Norweski lider Pucharu Świata dowiedział się o wyniku testu w środę rano. Nie ma silnych symptomów choroby. Po otrzymaniu informacji o zakażeniu napisał w mediach społecznościowych: „Dla mnie mistrzostwa świata oczywiście się skończyły, wielka szkoda, ale czasem takie jest życie. Najważniejszą sprawą jest teraz powrót do zdrowia. Myślałem, że zrobiłem wszystko, by uniknąć infekcji".

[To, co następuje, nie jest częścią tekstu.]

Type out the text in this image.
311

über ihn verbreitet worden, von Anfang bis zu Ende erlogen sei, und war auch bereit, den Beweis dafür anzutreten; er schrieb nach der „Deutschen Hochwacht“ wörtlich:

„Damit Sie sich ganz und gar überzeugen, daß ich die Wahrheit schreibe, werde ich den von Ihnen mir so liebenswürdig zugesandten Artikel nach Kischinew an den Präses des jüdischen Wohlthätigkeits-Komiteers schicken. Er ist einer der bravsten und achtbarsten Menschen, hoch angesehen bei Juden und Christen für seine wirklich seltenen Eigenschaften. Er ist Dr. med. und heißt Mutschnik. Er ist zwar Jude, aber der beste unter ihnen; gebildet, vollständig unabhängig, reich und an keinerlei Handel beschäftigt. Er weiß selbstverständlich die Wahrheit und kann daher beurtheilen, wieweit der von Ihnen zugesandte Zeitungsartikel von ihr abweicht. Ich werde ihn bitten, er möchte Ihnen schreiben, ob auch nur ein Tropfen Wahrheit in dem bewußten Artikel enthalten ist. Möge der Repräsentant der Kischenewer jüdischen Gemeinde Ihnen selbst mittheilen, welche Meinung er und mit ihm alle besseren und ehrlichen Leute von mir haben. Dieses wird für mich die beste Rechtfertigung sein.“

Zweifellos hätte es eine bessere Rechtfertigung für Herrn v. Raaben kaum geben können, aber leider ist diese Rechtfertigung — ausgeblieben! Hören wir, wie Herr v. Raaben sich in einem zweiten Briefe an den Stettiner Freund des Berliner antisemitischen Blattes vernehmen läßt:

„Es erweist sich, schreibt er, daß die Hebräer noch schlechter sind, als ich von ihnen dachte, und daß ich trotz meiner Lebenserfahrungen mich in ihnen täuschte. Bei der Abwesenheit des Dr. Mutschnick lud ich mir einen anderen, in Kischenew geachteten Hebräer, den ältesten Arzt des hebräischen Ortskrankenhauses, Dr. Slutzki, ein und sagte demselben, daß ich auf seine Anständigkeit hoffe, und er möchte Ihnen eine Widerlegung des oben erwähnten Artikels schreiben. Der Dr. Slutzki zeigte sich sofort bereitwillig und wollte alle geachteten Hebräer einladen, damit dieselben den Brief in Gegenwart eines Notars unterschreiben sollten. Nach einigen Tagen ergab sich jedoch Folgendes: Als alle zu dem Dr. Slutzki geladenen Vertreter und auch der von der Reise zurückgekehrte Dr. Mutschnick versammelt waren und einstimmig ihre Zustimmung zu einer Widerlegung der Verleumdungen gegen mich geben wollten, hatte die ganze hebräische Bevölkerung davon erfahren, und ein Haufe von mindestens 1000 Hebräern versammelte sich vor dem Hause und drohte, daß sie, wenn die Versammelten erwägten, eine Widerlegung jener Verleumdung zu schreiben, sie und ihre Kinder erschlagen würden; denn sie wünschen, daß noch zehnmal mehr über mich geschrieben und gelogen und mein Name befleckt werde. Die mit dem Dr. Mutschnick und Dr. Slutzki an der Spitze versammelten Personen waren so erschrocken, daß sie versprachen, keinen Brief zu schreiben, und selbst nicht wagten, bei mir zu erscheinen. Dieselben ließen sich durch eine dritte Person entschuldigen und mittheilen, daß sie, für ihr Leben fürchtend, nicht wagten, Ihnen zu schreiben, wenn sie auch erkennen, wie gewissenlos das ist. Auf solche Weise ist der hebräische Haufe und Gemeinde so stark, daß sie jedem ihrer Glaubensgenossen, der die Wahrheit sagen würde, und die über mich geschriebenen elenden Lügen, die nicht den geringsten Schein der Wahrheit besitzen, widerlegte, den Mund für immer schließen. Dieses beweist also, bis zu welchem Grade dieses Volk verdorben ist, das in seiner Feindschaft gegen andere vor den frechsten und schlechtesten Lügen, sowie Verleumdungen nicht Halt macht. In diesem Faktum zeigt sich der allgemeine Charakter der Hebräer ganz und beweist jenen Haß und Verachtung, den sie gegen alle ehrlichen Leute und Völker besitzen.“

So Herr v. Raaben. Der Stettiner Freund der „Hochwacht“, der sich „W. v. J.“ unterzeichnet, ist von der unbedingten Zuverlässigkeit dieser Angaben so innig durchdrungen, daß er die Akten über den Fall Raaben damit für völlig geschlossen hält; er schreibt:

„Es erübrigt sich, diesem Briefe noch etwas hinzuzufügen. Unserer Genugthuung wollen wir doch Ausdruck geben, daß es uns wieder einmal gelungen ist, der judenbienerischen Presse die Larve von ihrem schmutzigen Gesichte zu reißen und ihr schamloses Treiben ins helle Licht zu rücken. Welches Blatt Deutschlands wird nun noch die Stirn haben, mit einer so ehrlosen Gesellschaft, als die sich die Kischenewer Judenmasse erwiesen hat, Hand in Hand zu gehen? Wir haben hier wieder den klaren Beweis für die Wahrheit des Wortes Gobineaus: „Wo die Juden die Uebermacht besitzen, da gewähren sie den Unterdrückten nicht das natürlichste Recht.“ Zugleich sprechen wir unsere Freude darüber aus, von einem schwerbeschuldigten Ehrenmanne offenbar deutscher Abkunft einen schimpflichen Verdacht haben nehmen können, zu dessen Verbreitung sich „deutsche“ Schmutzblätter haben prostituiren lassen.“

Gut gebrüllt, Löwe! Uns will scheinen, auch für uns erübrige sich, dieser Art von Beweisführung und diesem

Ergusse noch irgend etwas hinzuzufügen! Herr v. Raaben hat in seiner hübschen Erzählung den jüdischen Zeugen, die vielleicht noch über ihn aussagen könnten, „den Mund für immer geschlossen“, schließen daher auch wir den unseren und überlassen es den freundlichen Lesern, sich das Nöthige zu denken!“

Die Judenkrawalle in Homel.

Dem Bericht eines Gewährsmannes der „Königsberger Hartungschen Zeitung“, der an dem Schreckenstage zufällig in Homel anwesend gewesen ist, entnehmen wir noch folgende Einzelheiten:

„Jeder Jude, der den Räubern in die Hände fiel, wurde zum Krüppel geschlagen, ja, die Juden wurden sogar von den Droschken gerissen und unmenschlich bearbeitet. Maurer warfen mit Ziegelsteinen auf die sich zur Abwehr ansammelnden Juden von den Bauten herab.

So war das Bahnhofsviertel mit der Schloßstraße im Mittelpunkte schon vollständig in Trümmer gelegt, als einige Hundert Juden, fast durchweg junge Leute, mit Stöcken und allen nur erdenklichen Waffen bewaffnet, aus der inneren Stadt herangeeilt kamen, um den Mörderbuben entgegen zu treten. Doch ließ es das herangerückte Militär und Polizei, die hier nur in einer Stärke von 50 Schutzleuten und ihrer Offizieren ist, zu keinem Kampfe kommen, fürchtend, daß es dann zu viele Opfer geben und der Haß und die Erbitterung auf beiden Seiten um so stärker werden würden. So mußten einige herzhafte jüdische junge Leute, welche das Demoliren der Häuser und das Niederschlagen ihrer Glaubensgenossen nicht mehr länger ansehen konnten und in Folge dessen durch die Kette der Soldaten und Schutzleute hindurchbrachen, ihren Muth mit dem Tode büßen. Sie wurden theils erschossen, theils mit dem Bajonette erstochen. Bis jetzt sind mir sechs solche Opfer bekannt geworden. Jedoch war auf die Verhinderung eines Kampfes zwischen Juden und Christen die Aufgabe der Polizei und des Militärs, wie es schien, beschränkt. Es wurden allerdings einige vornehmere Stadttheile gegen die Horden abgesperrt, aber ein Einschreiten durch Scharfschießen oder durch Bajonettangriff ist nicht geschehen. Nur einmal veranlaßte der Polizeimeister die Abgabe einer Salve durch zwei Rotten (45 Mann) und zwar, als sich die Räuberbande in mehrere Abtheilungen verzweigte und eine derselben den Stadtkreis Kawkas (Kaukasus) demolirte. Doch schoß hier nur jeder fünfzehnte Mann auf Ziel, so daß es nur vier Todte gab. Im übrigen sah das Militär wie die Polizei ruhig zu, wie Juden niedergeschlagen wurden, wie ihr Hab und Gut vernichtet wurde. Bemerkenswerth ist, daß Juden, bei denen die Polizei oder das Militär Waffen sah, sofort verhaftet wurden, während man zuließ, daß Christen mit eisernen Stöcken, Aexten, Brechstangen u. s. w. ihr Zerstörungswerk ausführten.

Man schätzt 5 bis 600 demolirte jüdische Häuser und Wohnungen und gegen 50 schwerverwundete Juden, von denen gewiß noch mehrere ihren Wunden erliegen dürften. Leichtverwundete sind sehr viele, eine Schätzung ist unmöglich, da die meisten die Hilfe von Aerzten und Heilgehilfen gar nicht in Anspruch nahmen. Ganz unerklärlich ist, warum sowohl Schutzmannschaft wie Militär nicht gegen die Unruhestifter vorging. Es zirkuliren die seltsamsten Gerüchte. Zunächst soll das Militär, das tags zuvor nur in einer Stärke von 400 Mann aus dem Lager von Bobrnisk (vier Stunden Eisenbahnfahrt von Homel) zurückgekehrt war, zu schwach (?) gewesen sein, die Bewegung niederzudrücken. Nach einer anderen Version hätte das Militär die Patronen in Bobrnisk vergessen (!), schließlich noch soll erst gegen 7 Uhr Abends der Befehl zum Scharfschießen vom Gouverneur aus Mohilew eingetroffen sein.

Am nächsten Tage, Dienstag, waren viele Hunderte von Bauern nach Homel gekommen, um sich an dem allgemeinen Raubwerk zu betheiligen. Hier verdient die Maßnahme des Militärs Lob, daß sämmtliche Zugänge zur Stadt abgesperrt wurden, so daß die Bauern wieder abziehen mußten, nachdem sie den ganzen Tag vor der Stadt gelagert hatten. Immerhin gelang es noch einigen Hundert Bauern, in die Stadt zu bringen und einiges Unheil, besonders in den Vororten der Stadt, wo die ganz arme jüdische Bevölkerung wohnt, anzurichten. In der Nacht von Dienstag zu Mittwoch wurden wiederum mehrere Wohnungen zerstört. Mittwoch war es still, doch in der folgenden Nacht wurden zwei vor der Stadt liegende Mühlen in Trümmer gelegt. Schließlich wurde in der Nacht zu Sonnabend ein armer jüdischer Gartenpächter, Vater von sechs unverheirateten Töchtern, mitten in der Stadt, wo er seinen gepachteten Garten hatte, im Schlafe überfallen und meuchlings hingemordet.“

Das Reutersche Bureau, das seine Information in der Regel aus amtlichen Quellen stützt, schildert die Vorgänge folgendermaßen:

Po wygraniu 11 konkursów pucharowych i odwołaniu Raw Air (tylko częściowo zastąpią ten turniej dodatkowe zawody w Planicy) młody Norweg jest już pewien zdobycia Kryształowej Kuli. W Oberstdorfie był czwarty na skoczni normalnej i drugi w drużynie mieszanej.
Na razie nie wraca do kraju, ale został całkowicie odizolowany od reszty ekipy. Niemieckie służby sanitarne uznały, że nikt nie miał „bliskiego kontaktu I stopnia" z Granerudem i pozostali Norwegowie nie muszą udać się na 72-godzinną izolację.
Oznaczało to zielone światło także dla Norweżek w wieczornym konkursie pań na dużej skoczni, który wygrała ich gwiazda Maren Lundby przed Japonką Sarą Takanashi i Słowenką Niką Kriznar. Najlepsza z czwórki Polek Anna Twardosz zajęła 24. miejsce.
W biegach Norwegowie także nie zwalniają tempa. Na 15 km stylem dowolnym nie mieli konkurencji nawet ze strony Rosjan. Złoto zdobył Hans Christer Holund. Nie wystartowali Włosi, u nich zakażenia Covid-19 wykluczyły z MŚ całą reprezentację.